My card is blank on one side and doesn't fold, its about half the size of a piece of A4 paper, which I suppose would mean its exactly the size of an A5 piece of paper.
Yep. It's been opened and in a sheet protector for so long the fold has almost disappeared. Hence, the map is on the back.
I miss the old dos days before gaming really caught on and most companies were still small and naive enough to take chances on good game design over sales and flashy graphics, knowing that the game may or may not sell well. Well I guess the writing was on the wall all along. Just watch their animated intro logo and you can see they willingly sacrificed code (read: Bug-killing) and art (read: Flashy Graphics) for game design, which is the most important IMO. Too bad those of us who appriciate that the most are also the ones to suffer the most. Oh god that sounded way too emo.

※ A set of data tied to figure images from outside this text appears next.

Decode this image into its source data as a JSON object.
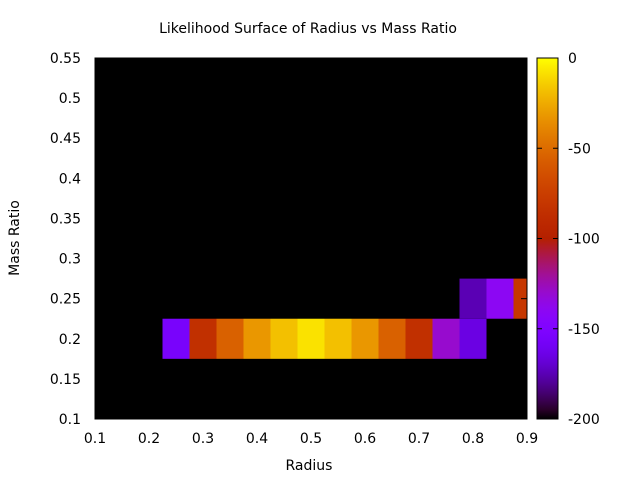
{
  "chart_data": {
    "type": "heatmap",
    "title": "Likelihood Surface of Radius vs Mass Ratio",
    "xlabel": "Radius",
    "ylabel": "Mass Ratio",
    "xlim": [
      0.1,
      0.9
    ],
    "ylim": [
      0.1,
      0.55
    ],
    "x_ticks": [
      "0.1",
      "0.2",
      "0.3",
      "0.4",
      "0.5",
      "0.6",
      "0.7",
      "0.8",
      "0.9"
    ],
    "y_ticks": [
      "0.1",
      "0.15",
      "0.2",
      "0.25",
      "0.3",
      "0.35",
      "0.4",
      "0.45",
      "0.5",
      "0.55"
    ],
    "cell_width": 0.05,
    "cell_height": 0.05,
    "background": "#000000",
    "colorbar": {
      "min": -200,
      "max": 0,
      "ticks": [
        "0",
        "-50",
        "-100",
        "-150",
        "-200"
      ],
      "palette": "gnuplot-pm3d-default"
    },
    "cells": [
      {
        "x": 0.25,
        "y": 0.2,
        "value": -155
      },
      {
        "x": 0.3,
        "y": 0.2,
        "value": -85
      },
      {
        "x": 0.35,
        "y": 0.2,
        "value": -55
      },
      {
        "x": 0.4,
        "y": 0.2,
        "value": -32
      },
      {
        "x": 0.45,
        "y": 0.2,
        "value": -18
      },
      {
        "x": 0.5,
        "y": 0.2,
        "value": -8
      },
      {
        "x": 0.55,
        "y": 0.2,
        "value": -18
      },
      {
        "x": 0.6,
        "y": 0.2,
        "value": -32
      },
      {
        "x": 0.65,
        "y": 0.2,
        "value": -55
      },
      {
        "x": 0.7,
        "y": 0.2,
        "value": -85
      },
      {
        "x": 0.75,
        "y": 0.2,
        "value": -130
      },
      {
        "x": 0.8,
        "y": 0.2,
        "value": -165
      },
      {
        "x": 0.8,
        "y": 0.25,
        "value": -175
      },
      {
        "x": 0.85,
        "y": 0.25,
        "value": -140
      },
      {
        "x": 0.9,
        "y": 0.25,
        "value": -80
      }
    ]
  }
}
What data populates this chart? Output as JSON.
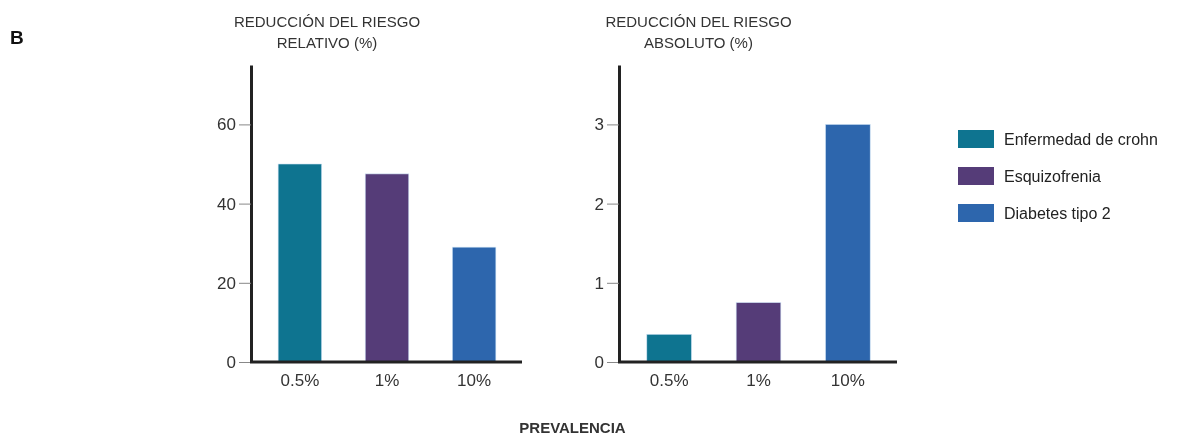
{
  "chart_data": [
    {
      "type": "bar",
      "title": "REDUCCIÓN DEL RIESGO\nRELATIVO (%)",
      "xlabel": "PREVALENCIA",
      "annotations": [
        "B"
      ],
      "categories": [
        "0.5%",
        "1%",
        "10%"
      ],
      "stacked": true,
      "series": [
        {
          "color": "#0e7490",
          "values": [
            50,
            null,
            null
          ]
        },
        {
          "color": "#553c78",
          "values": [
            null,
            47.5,
            null
          ]
        },
        {
          "color": "#2d66ad",
          "values": [
            null,
            null,
            29
          ]
        }
      ],
      "ylim": [
        0,
        75
      ],
      "yticks": [
        0,
        20,
        40,
        60
      ],
      "grid": false
    },
    {
      "type": "bar",
      "title": "REDUCCIÓN DEL RIESGO\nABSOLUTO (%)",
      "categories": [
        "0.5%",
        "1%",
        "10%"
      ],
      "stacked": true,
      "series": [
        {
          "name": "Enfermedad de crohn",
          "color": "#0e7490",
          "values": [
            0.35,
            null,
            null
          ]
        },
        {
          "name": "Esquizofrenia",
          "color": "#553c78",
          "values": [
            null,
            0.75,
            null
          ]
        },
        {
          "name": "Diabetes tipo 2",
          "color": "#2d66ad",
          "values": [
            null,
            null,
            3
          ]
        }
      ],
      "ylim": [
        0,
        3.75
      ],
      "yticks": [
        0,
        1,
        2,
        3
      ],
      "grid": false,
      "legend": "right"
    }
  ]
}
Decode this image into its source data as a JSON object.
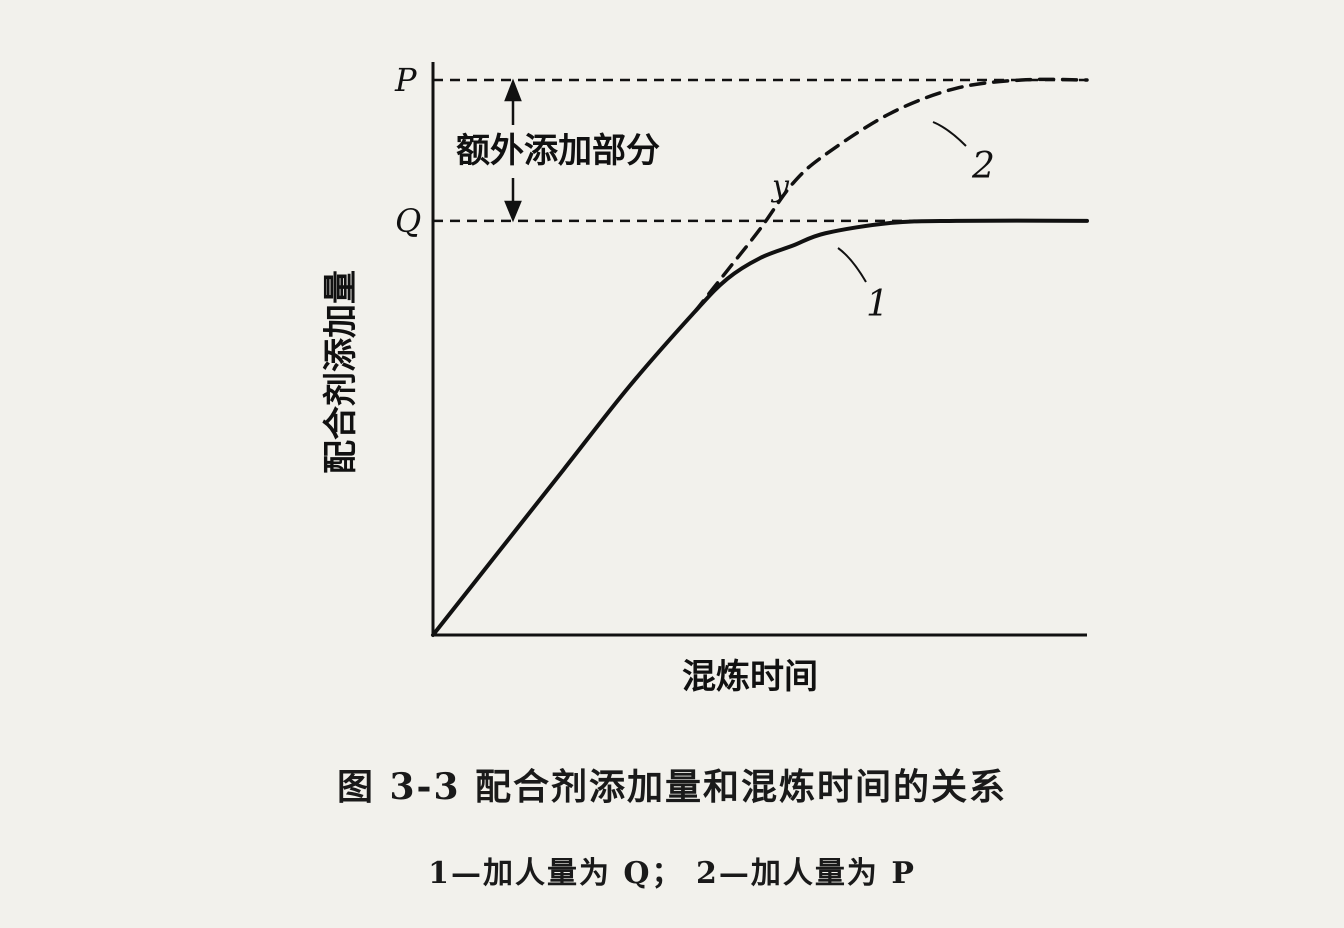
{
  "chart_data": {
    "type": "line",
    "title": "",
    "xlabel": "混炼时间",
    "ylabel": "配合剂添加量",
    "xlim": [
      0,
      1
    ],
    "ylim": [
      0,
      1.34
    ],
    "y_levels": [
      {
        "label": "P",
        "value": 1.34
      },
      {
        "label": "Q",
        "value": 1.0
      }
    ],
    "series": [
      {
        "name": "1",
        "style": "solid",
        "x": [
          0,
          0.1,
          0.2,
          0.3,
          0.4,
          0.45,
          0.5,
          0.55,
          0.6,
          0.7,
          0.8,
          1.0
        ],
        "y": [
          0,
          0.2,
          0.4,
          0.6,
          0.78,
          0.86,
          0.91,
          0.94,
          0.97,
          0.995,
          1.0,
          1.0
        ]
      },
      {
        "name": "2",
        "style": "dashed",
        "x": [
          0.4,
          0.45,
          0.5,
          0.55,
          0.6,
          0.7,
          0.8,
          0.9,
          1.0
        ],
        "y": [
          0.78,
          0.88,
          0.98,
          1.09,
          1.16,
          1.26,
          1.32,
          1.34,
          1.34
        ]
      }
    ],
    "annotations": {
      "extra": "额外添加部分",
      "point_y": "y",
      "label_1": "1",
      "label_2": "2"
    }
  },
  "caption": {
    "title": "图 3-3   配合剂添加量和混炼时间的关系",
    "note": "1—加人量为 Q； 2—加人量为 P"
  }
}
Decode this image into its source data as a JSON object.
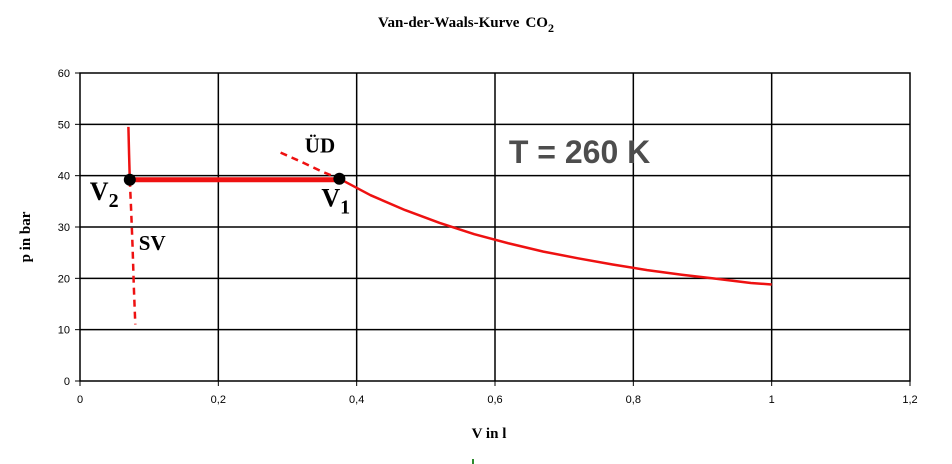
{
  "chart_data": {
    "type": "line",
    "title": "Van-der-Waals-Kurve",
    "title_formula": "CO",
    "title_formula_sub": "2",
    "xlabel": "V in l",
    "ylabel": "p in bar",
    "xlim": [
      0,
      1.2
    ],
    "ylim": [
      0,
      60
    ],
    "x_ticks": [
      0,
      0.2,
      0.4,
      0.6,
      0.8,
      1,
      1.2
    ],
    "x_tick_labels": [
      "0",
      "0,2",
      "0,4",
      "0,6",
      "0,8",
      "1",
      "1,2"
    ],
    "y_ticks": [
      0,
      10,
      20,
      30,
      40,
      50,
      60
    ],
    "y_tick_labels": [
      "0",
      "10",
      "20",
      "30",
      "40",
      "50",
      "60"
    ],
    "grid": true,
    "colors": {
      "curve": "#ee1111",
      "points": "#000000",
      "grid": "#000000"
    },
    "series": [
      {
        "style": "solid",
        "x": [
          0.375,
          0.42,
          0.47,
          0.52,
          0.57,
          0.62,
          0.67,
          0.72,
          0.77,
          0.82,
          0.87,
          0.92,
          0.97,
          1.0
        ],
        "y": [
          39.4,
          36.2,
          33.3,
          30.8,
          28.6,
          26.8,
          25.2,
          23.9,
          22.7,
          21.6,
          20.7,
          19.9,
          19.1,
          18.8
        ]
      },
      {
        "style": "dashed",
        "x": [
          0.29,
          0.32,
          0.35,
          0.375
        ],
        "y": [
          44.5,
          42.7,
          40.8,
          39.4
        ]
      },
      {
        "style": "solid",
        "x": [
          0.07,
          0.071,
          0.072
        ],
        "y": [
          49.5,
          44,
          39.2
        ]
      },
      {
        "style": "dashed",
        "x": [
          0.072,
          0.074,
          0.076,
          0.078,
          0.08
        ],
        "y": [
          39.2,
          33,
          26,
          18,
          11
        ]
      },
      {
        "style": "thick",
        "x": [
          0.072,
          0.375
        ],
        "y": [
          39.2,
          39.2
        ]
      }
    ],
    "points": [
      {
        "label": "V",
        "sub": "2",
        "x": 0.072,
        "y": 39.2
      },
      {
        "label": "V",
        "sub": "1",
        "x": 0.375,
        "y": 39.4
      }
    ],
    "annotations": [
      {
        "text": "ÜD",
        "x": 0.325,
        "y": 44.5
      },
      {
        "text": "SV",
        "x": 0.085,
        "y": 25.5
      },
      {
        "text": "T = 260 K",
        "x": 0.62,
        "y": 42.5
      }
    ]
  }
}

Ahh, old dos games and earlier. I remember way back when Infocom would put 'feelies' in with their games to add to the atmosphere. Like the classic text adventure 'Ballyhoo!' Just look at these goodies! http://gallery.guetech.org/ballyhoo/ballyhoo.html
Now that's creative packaging. Publishers and developers just have no imagination these days. One of my favorites was the old letter in the box Star Tropics came in for Nintendo. You had to actually refer to the letter to get past one part of the game. In the days before walkthroughs and GameFAQS.com, if you didn't have that letter, you had better have a friend that did or you weren't finishing your game.
I remember King's Quest VI (and I suppose most of the Sierra point-and-click adventures, why aren't games like that made anymore?) coming with a rather extensive book on the lore of the Land of the Green Isles. You couldn't possibly beat the game without it, as one of the puzzles Spoiler required you to know a language of hieroglyphs to be solved. Good game. Too bad my disc is gone and the freewares you find on teh intarnets doesn't come with the voiced dialogue. That was the winning point of the game, really.
My mom squashed our Arcanum box in the garage; next time I'm home I'll check for the map. I never played too many puzzle games. I went from Commander Keen to Treasurecove to Tombraider to Diablo I to Half-life to Everquest to Diablo II to Arcanum to Wow. For some reason these games have touched me in ways that would take forever to explain. Something about a good portion of my childhood and my dreams being wrapped up in these complete fantasy worlds. Just switching gears briefly, I generally think these games really stimulated my sense of imagination, dramatically. In Commander Keen 4 if you bothered yahooing the lingo (back in the early nineties) they sometimes reveled shortcuts through the levels =).